The problem of antigypsyism exists at different levels: 

  • It exists in people’s minds, at the level of attitudes, affecting the way that people think about Roma;
  • It exist at the level of individual behaviour, shaping the way that people relate to and speak about Roma;
  • It exist at the level of society as a whole, in the structures and policies which discriminate against the Roma.

The level of negative attitudes towards Roma:

  • In the same year, 91% of Lithuanians said that they would be uncomfortable with a Roma neighbour;
  • Opinion polls in other European countries have found that antigypsyism operates even in the absence of direct contact with the Roma.

The level of behaviour with Roma:

  • On average – every second Roma respondent was discriminated against at least once in the previous 12 months;
  • Roma who were discriminated against experienced on average 11 incidents of discrimination over a 12-month period;
  • On average – 1 in 4 Roma respondents were victims of personal crime, including assaults, threats, serious harassment, at least once in the previous 12 months;
  • On average – 1 in 5 Roma respondents were victims of racially motivated personal crime, including assaults, threats and serious harassment, at least once in the previous 12 months.

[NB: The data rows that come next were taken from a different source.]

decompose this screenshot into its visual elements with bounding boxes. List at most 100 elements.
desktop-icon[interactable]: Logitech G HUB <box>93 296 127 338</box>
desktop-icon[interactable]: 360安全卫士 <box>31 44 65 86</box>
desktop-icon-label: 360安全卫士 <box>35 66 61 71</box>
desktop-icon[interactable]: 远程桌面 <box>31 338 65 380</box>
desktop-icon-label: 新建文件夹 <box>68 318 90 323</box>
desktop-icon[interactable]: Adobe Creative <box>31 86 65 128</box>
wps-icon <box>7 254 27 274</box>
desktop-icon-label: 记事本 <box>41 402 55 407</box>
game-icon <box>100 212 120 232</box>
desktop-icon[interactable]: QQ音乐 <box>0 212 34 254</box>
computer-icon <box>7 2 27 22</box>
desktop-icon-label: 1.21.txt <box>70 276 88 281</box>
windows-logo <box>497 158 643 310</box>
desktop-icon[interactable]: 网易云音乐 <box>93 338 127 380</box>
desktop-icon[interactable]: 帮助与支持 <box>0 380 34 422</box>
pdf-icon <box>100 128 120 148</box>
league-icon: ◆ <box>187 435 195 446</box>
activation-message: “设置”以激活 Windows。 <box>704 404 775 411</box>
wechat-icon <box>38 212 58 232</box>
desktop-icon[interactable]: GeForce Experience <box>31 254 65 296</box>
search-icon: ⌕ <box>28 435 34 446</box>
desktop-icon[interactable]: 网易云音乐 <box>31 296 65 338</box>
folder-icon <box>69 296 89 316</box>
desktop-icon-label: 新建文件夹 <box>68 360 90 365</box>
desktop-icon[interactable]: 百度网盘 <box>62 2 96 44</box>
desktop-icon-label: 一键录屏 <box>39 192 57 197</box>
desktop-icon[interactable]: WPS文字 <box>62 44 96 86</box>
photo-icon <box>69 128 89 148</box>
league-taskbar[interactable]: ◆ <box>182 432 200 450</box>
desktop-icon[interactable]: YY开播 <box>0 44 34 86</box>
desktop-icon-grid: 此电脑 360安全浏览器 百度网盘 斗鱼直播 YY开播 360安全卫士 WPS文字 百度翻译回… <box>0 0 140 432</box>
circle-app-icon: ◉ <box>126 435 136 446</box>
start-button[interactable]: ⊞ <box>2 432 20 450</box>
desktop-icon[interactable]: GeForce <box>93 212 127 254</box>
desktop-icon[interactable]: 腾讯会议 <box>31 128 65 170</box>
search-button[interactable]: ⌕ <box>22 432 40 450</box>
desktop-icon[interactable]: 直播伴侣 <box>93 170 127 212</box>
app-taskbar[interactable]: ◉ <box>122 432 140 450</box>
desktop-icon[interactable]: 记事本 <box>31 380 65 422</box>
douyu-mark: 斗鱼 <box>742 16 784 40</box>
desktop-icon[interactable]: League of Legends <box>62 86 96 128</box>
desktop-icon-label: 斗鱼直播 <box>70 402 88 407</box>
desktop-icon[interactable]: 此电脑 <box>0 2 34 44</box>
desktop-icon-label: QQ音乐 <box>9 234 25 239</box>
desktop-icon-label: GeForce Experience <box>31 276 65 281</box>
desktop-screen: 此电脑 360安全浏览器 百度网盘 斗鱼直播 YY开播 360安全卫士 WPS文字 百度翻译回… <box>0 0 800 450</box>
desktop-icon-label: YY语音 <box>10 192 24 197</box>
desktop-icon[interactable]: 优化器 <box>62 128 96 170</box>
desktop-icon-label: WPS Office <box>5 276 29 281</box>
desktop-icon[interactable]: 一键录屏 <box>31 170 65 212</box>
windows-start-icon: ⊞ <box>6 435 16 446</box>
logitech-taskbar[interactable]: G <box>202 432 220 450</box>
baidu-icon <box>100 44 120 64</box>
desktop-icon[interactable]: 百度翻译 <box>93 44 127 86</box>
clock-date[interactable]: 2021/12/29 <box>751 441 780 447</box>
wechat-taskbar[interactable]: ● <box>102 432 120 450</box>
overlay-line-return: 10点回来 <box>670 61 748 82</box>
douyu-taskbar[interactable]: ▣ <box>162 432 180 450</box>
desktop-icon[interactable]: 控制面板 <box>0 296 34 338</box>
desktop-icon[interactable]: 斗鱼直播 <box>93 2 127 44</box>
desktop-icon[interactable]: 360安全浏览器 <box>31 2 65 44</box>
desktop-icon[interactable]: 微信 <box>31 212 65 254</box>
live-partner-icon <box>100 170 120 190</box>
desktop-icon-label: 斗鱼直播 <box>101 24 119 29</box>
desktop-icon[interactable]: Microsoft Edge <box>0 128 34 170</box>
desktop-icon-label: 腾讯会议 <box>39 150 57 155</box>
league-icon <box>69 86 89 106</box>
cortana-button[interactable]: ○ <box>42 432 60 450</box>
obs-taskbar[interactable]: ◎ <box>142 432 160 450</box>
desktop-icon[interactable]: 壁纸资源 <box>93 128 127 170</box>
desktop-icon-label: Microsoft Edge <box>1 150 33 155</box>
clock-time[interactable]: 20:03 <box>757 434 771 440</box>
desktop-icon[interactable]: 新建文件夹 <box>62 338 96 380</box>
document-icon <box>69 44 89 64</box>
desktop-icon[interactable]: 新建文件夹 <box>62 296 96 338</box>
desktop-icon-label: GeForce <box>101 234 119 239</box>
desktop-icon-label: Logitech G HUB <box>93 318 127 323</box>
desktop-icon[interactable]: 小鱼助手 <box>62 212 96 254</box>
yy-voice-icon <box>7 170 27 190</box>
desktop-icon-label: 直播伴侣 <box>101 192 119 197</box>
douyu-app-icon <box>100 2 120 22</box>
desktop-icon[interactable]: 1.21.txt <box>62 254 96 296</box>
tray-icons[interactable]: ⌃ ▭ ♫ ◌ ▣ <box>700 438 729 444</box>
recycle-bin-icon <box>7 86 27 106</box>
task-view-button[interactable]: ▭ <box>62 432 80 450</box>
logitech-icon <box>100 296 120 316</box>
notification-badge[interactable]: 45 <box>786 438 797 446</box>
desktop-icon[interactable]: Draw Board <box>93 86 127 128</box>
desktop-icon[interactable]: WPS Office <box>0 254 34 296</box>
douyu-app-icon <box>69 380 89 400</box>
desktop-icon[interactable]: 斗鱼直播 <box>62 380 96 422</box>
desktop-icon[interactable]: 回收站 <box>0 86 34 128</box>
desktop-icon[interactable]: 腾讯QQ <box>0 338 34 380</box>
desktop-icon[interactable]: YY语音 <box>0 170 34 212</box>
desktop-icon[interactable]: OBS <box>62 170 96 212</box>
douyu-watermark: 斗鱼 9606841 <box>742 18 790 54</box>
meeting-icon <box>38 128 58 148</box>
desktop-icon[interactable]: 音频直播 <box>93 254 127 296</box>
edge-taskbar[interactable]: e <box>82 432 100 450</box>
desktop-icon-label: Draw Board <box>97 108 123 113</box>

Our actions are usually affected by our attitude. It also affects ones who are affected by our behavior. Racist attitude directed against Roma often result in hatred and racist speech, and sometimes in even more harmful behavior such as physical violence.

Negative attitude towards the Roma affects their vulnerability. In some areas, Roma’s access to health services, full-fledged education and employment have decreased.

In certain countries, the negative attitude towards Roma is manifested due to the fact that not all Roma have identity documents, especially when registering children to study in schools. The lack of public transport or its funding, bullying, as well as the lack of learning tools, are the main obstacles for Roma children to pursue education.

The implemented policies and practices in the field of education often distinguish Roma children from other children – this is the conclusion reached by the Council of Europe. Education services currently remain inaccessible to Roma living in isolated communities, it might be either a remote village or a section of the city.